The phone companies came up with a "cable slayer" when they went into the market with fiber-to-the-home. Suddenly they could deliver ultra-fast broadband and 500 channel TV. They have high def to boot. Cable lost all of its edge and so far the fiber products are selling well.
One critical advantage for big phone operators like Verizon (NYSE: VZ) and AT&T (NYSE:T) is that they can "bundle in" wireless phone service and give the consumer one-stop shopping for all of his communications and entertainment needs.
The new programs from the telephone companies have helped push shares on Comcast (CMCSA) and Time Warner Cable (TWC) down by about 30% over the last year. But, it appears that cable may now have a way to fight back.
One of the most promising technologies introduced in the last five years is WiMax. It is a sort of WiFi which can work over many miles and it has the potential of blanketing most of the US with a broadband signal. It is an expensive proposition. The management at Sprint (NYSE: S) says that building out the infrastructure will cost about $5 billion. Sprint planned to do this. So did WiMax start-up Clearwire (NASDAQ: CLWR). But, Sprint’s core business fell apart and the money went away.
Intel (NASDAQ: INTC) and Motorola (NYSE: MOT) have already put hundreds of millions of dollars into WiMax. They see it as a way to sell chips for new devices and handsets. So far, they don’t have much to show for the capital they have thrown into the WiMax pot.
It has now occurred to cable companies that they can use WiMax as a flanking maneuver against the cable guys. Comcast, Time Warner Cable, and others are considering putting over $1.5 billion into the Sprint and Clearwire initiatives. Intel would probably be good for a few hundreds million more. All of the money would get the WiMax dream closer to a reality.
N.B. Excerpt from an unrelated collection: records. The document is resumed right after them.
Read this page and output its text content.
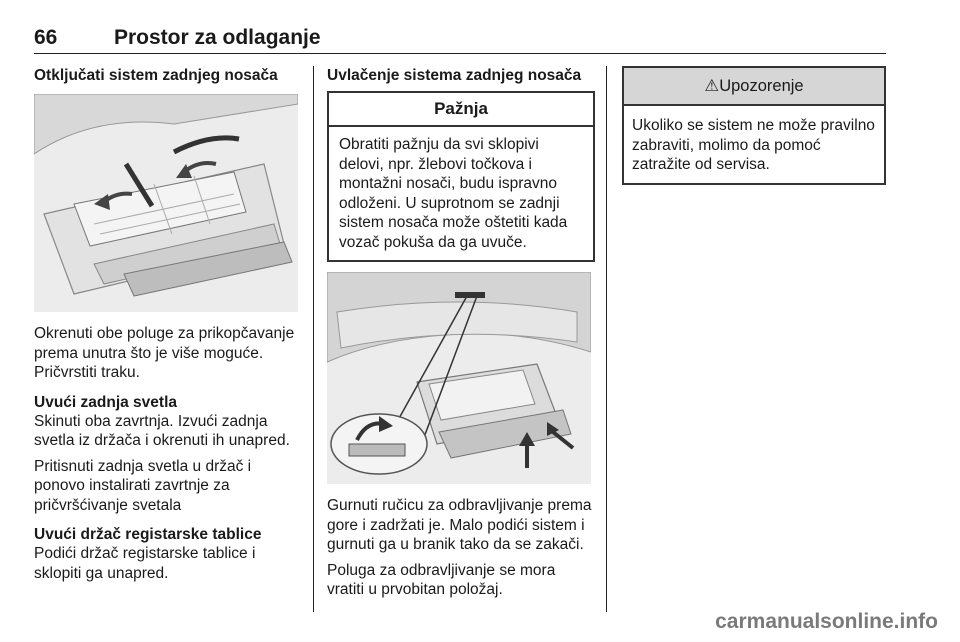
66	Prostor za odlaganje
Otključati sistem zadnjeg nosača

Okrenuti obe poluge za prikopčavanje prema unutra što je više moguće. Pričvrstiti traku.

Uvući zadnja svetla

Skinuti oba zavrtnja. Izvući zadnja svetla iz držača i okrenuti ih unapred.

Pritisnuti zadnja svetla u držač i ponovo instalirati zavrtnje za pričvršćivanje svetala

Uvući držač registarske tablice

Podići držač registarske tablice i sklopiti ga unapred.

Uvlačenje sistema zadnjeg nosača
Pažnja
Obratiti pažnju da svi sklopivi delovi, npr. žlebovi točkova i montažni nosači, budu ispravno odloženi. U suprotnom se zadnji sistem nosača može oštetiti kada vozač pokuša da ga uvuče.

Gurnuti ručicu za odbravljivanje prema gore i zadržati je. Malo podići sistem i gurnuti ga u branik tako da se zakači.

Poluga za odbravljivanje se mora vratiti u prvobitan položaj.

⚠Upozorenje
Ukoliko se sistem ne može pravilno zabraviti, molimo da pomoć zatražite od servisa.
carmanualsonline.info
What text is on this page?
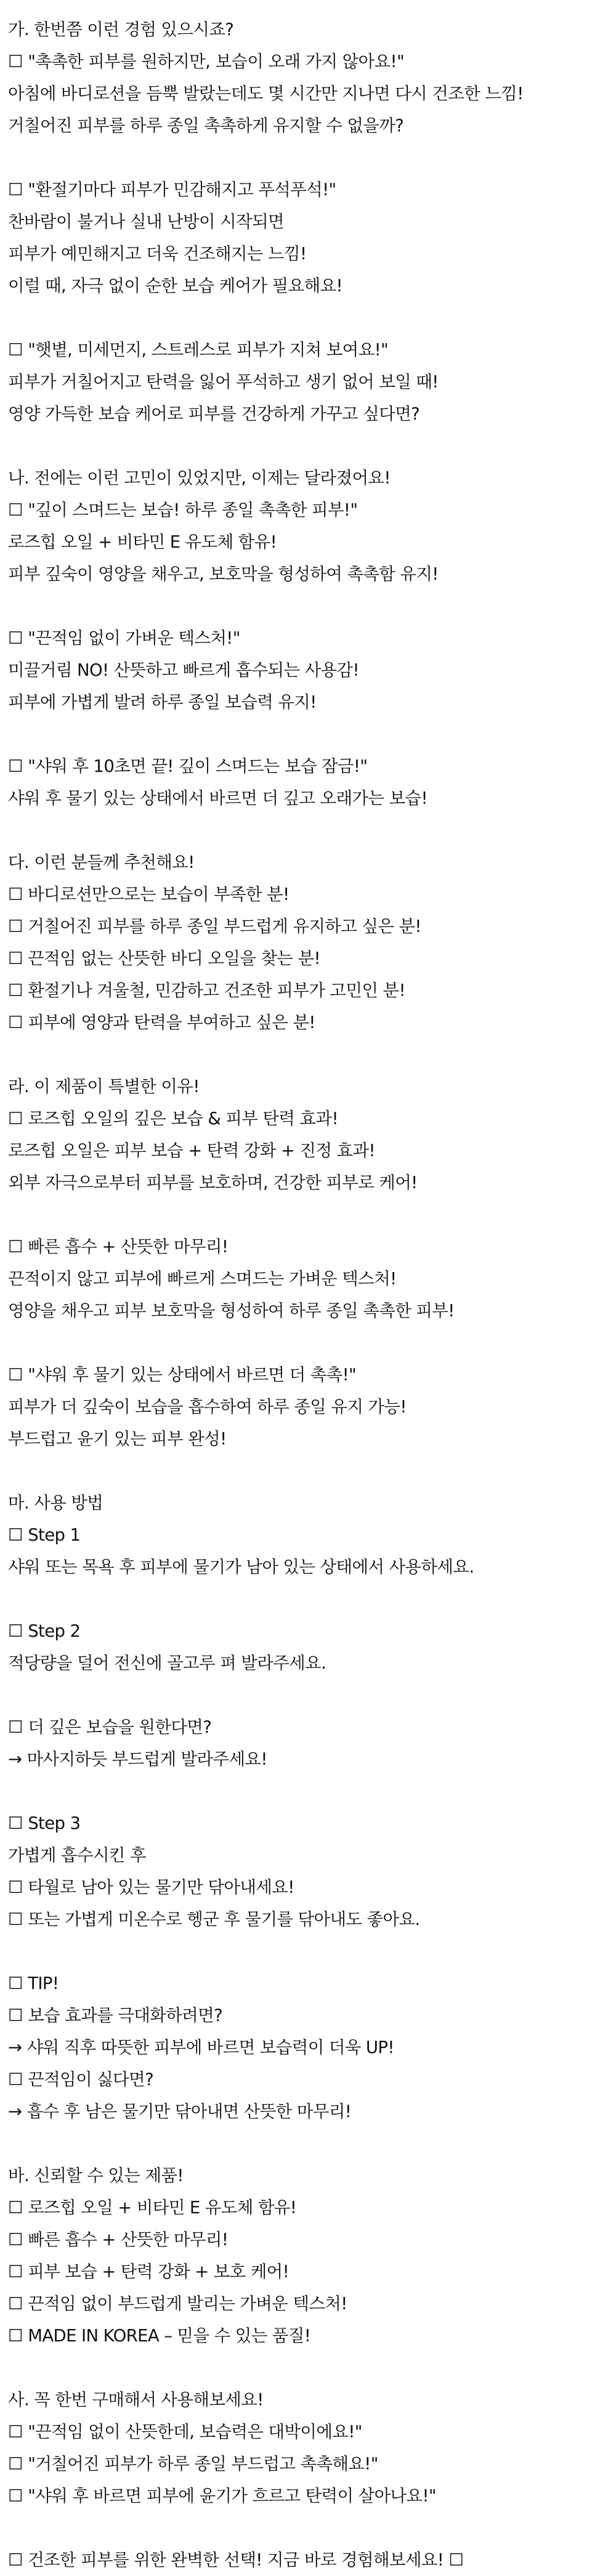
가. 한번쯤 이런 경험 있으시죠?
☐ "촉촉한 피부를 원하지만, 보습이 오래 가지 않아요!"
아침에 바디로션을 듬뿍 발랐는데도 몇 시간만 지나면 다시 건조한 느낌!
거칠어진 피부를 하루 종일 촉촉하게 유지할 수 없을까?
☐ "환절기마다 피부가 민감해지고 푸석푸석!"
찬바람이 불거나 실내 난방이 시작되면
피부가 예민해지고 더욱 건조해지는 느낌!
이럴 때, 자극 없이 순한 보습 케어가 필요해요!
☐ "햇볕, 미세먼지, 스트레스로 피부가 지쳐 보여요!"
피부가 거칠어지고 탄력을 잃어 푸석하고 생기 없어 보일 때!
영양 가득한 보습 케어로 피부를 건강하게 가꾸고 싶다면?
나. 전에는 이런 고민이 있었지만, 이제는 달라졌어요!
☐ "깊이 스며드는 보습! 하루 종일 촉촉한 피부!"
로즈힙 오일 + 비타민 E 유도체 함유!
피부 깊숙이 영양을 채우고, 보호막을 형성하여 촉촉함 유지!
☐ "끈적임 없이 가벼운 텍스처!"
미끌거림 NO! 산뜻하고 빠르게 흡수되는 사용감!
피부에 가볍게 발려 하루 종일 보습력 유지!
☐ "샤워 후 10초면 끝! 깊이 스며드는 보습 잠금!"
샤워 후 물기 있는 상태에서 바르면 더 깊고 오래가는 보습!
다. 이런 분들께 추천해요!
☐ 바디로션만으로는 보습이 부족한 분!
☐ 거칠어진 피부를 하루 종일 부드럽게 유지하고 싶은 분!
☐ 끈적임 없는 산뜻한 바디 오일을 찾는 분!
☐ 환절기나 겨울철, 민감하고 건조한 피부가 고민인 분!
☐ 피부에 영양과 탄력을 부여하고 싶은 분!
라. 이 제품이 특별한 이유!
☐ 로즈힙 오일의 깊은 보습 & 피부 탄력 효과!
로즈힙 오일은 피부 보습 + 탄력 강화 + 진정 효과!
외부 자극으로부터 피부를 보호하며, 건강한 피부로 케어!
☐ 빠른 흡수 + 산뜻한 마무리!
끈적이지 않고 피부에 빠르게 스며드는 가벼운 텍스처!
영양을 채우고 피부 보호막을 형성하여 하루 종일 촉촉한 피부!
☐ "샤워 후 물기 있는 상태에서 바르면 더 촉촉!"
피부가 더 깊숙이 보습을 흡수하여 하루 종일 유지 가능!
부드럽고 윤기 있는 피부 완성!
마. 사용 방법
☐ Step 1
샤워 또는 목욕 후 피부에 물기가 남아 있는 상태에서 사용하세요.
☐ Step 2
적당량을 덜어 전신에 골고루 펴 발라주세요.
☐ 더 깊은 보습을 원한다면?
→ 마사지하듯 부드럽게 발라주세요!
☐ Step 3
가볍게 흡수시킨 후
☐ 타월로 남아 있는 물기만 닦아내세요!
☐ 또는 가볍게 미온수로 헹군 후 물기를 닦아내도 좋아요.
☐ TIP!
☐ 보습 효과를 극대화하려면?
→ 샤워 직후 따뜻한 피부에 바르면 보습력이 더욱 UP!
☐ 끈적임이 싫다면?
→ 흡수 후 남은 물기만 닦아내면 산뜻한 마무리!
바. 신뢰할 수 있는 제품!
☐ 로즈힙 오일 + 비타민 E 유도체 함유!
☐ 빠른 흡수 + 산뜻한 마무리!
☐ 피부 보습 + 탄력 강화 + 보호 케어!
☐ 끈적임 없이 부드럽게 발리는 가벼운 텍스처!
☐ MADE IN KOREA – 믿을 수 있는 품질!
사. 꼭 한번 구매해서 사용해보세요!
☐ "끈적임 없이 산뜻한데, 보습력은 대박이에요!"
☐ "거칠어진 피부가 하루 종일 부드럽고 촉촉해요!"
☐ "샤워 후 바르면 피부에 윤기가 흐르고 탄력이 살아나요!"
☐ 건조한 피부를 위한 완벽한 선택! 지금 바로 경험해보세요! ☐
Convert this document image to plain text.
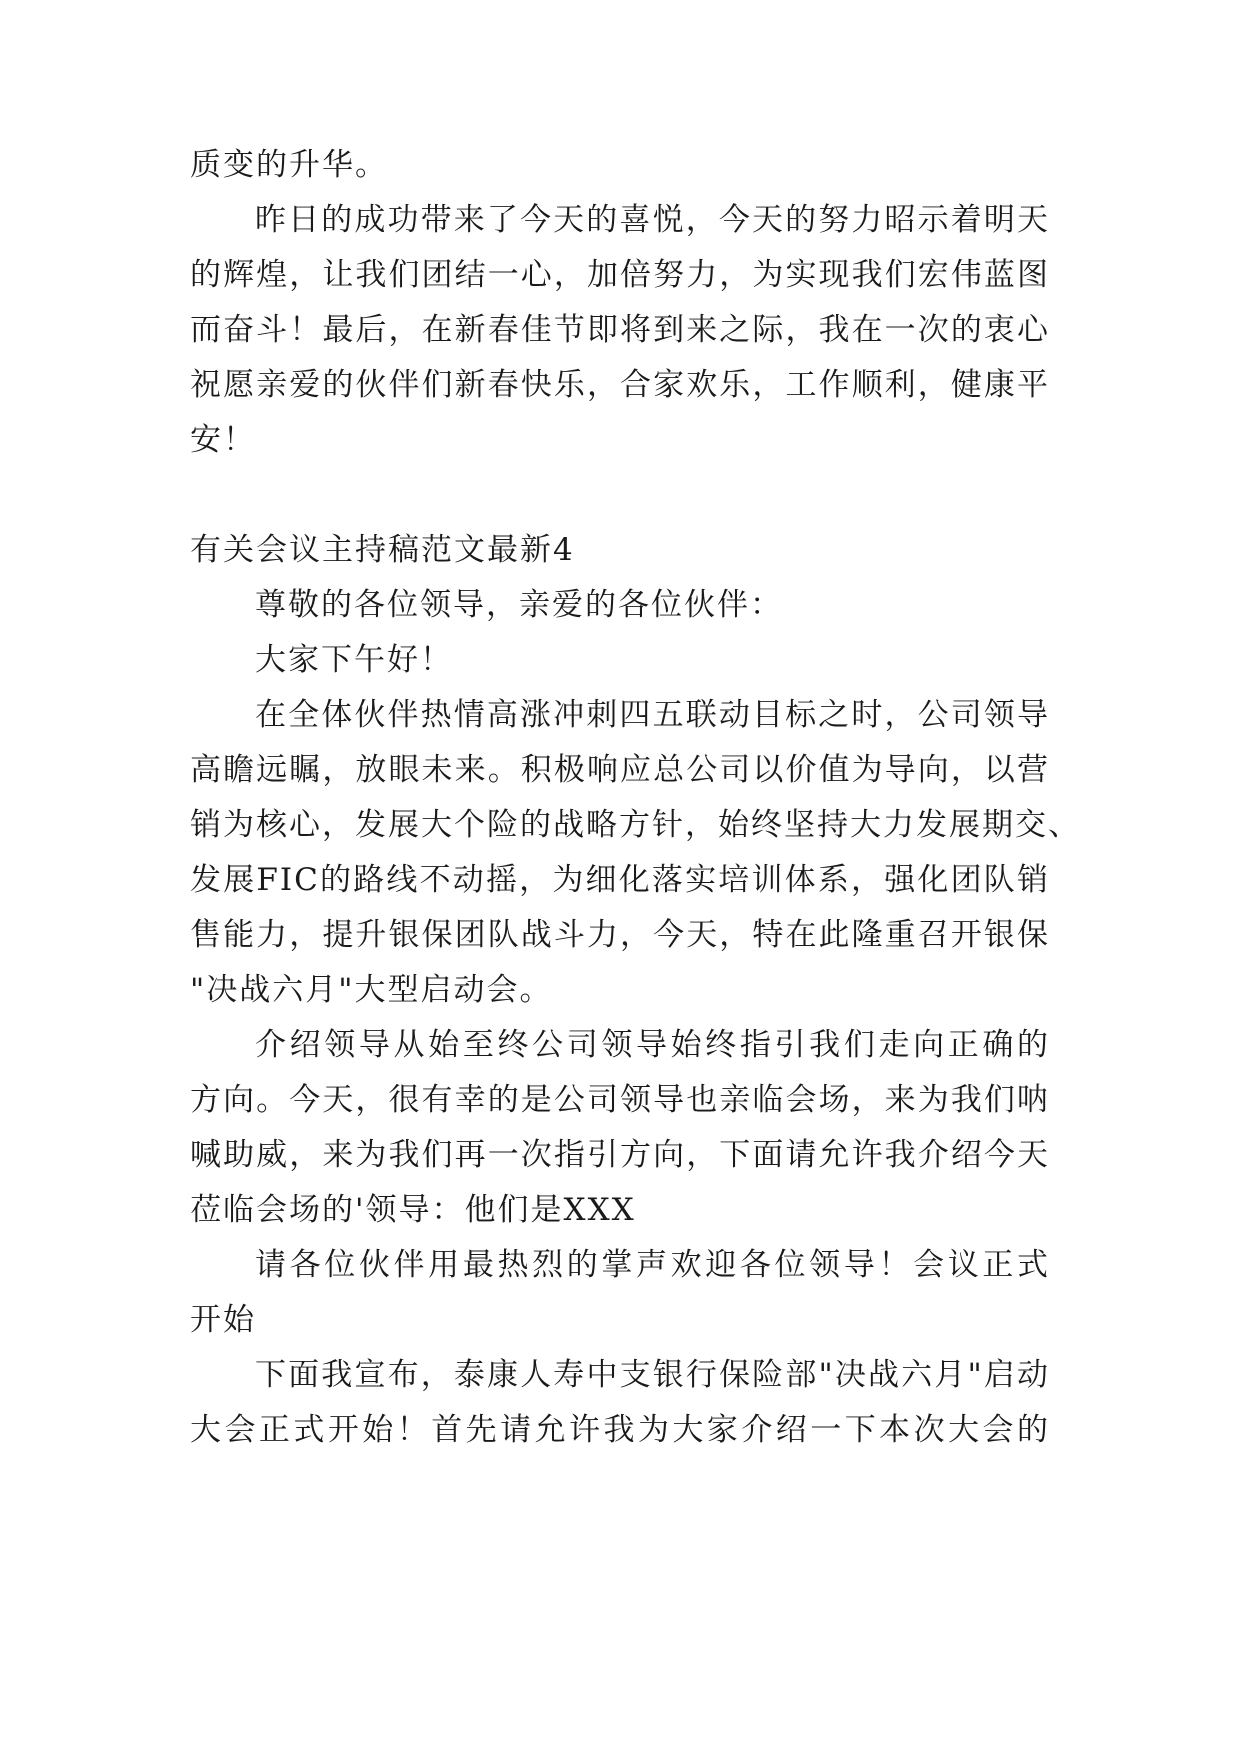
质变的升华。
昨日的成功带来了今天的喜悦，今天的努力昭示着明天
的辉煌，让我们团结一心，加倍努力，为实现我们宏伟蓝图
而奋斗！最后，在新春佳节即将到来之际，我在一次的衷心
祝愿亲爱的伙伴们新春快乐，合家欢乐，工作顺利，健康平
安！
有关会议主持稿范文最新4
尊敬的各位领导，亲爱的各位伙伴：
大家下午好！
在全体伙伴热情高涨冲刺四五联动目标之时，公司领导
高瞻远瞩，放眼未来。积极响应总公司以价值为导向，以营
销为核心，发展大个险的战略方针，始终坚持大力发展期交、
发展FIC的路线不动摇，为细化落实培训体系，强化团队销
售能力，提升银保团队战斗力，今天，特在此隆重召开银保
"决战六月"大型启动会。
介绍领导从始至终公司领导始终指引我们走向正确的
方向。今天，很有幸的是公司领导也亲临会场，来为我们呐
喊助威，来为我们再一次指引方向，下面请允许我介绍今天
莅临会场的'领导：他们是XXX
请各位伙伴用最热烈的掌声欢迎各位领导！会议正式
开始
下面我宣布，泰康人寿中支银行保险部"决战六月"启动
大会正式开始！首先请允许我为大家介绍一下本次大会的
WiMax is the only technology around now that could devil the big cellular companies. It is the only way cable can put together consumer packages which include portable broadband. Comcast has lost $30 billion of its market cap. Some shareholders want the management sacked.
WiMax only has one disadvantage but is probably hurts the telephone companies more than cable. More competition, in this case for wireless services, drives price cutting. That compresses margins. Wall St is already concerned about a cellular service price war. WiMax gives them another reason to worry.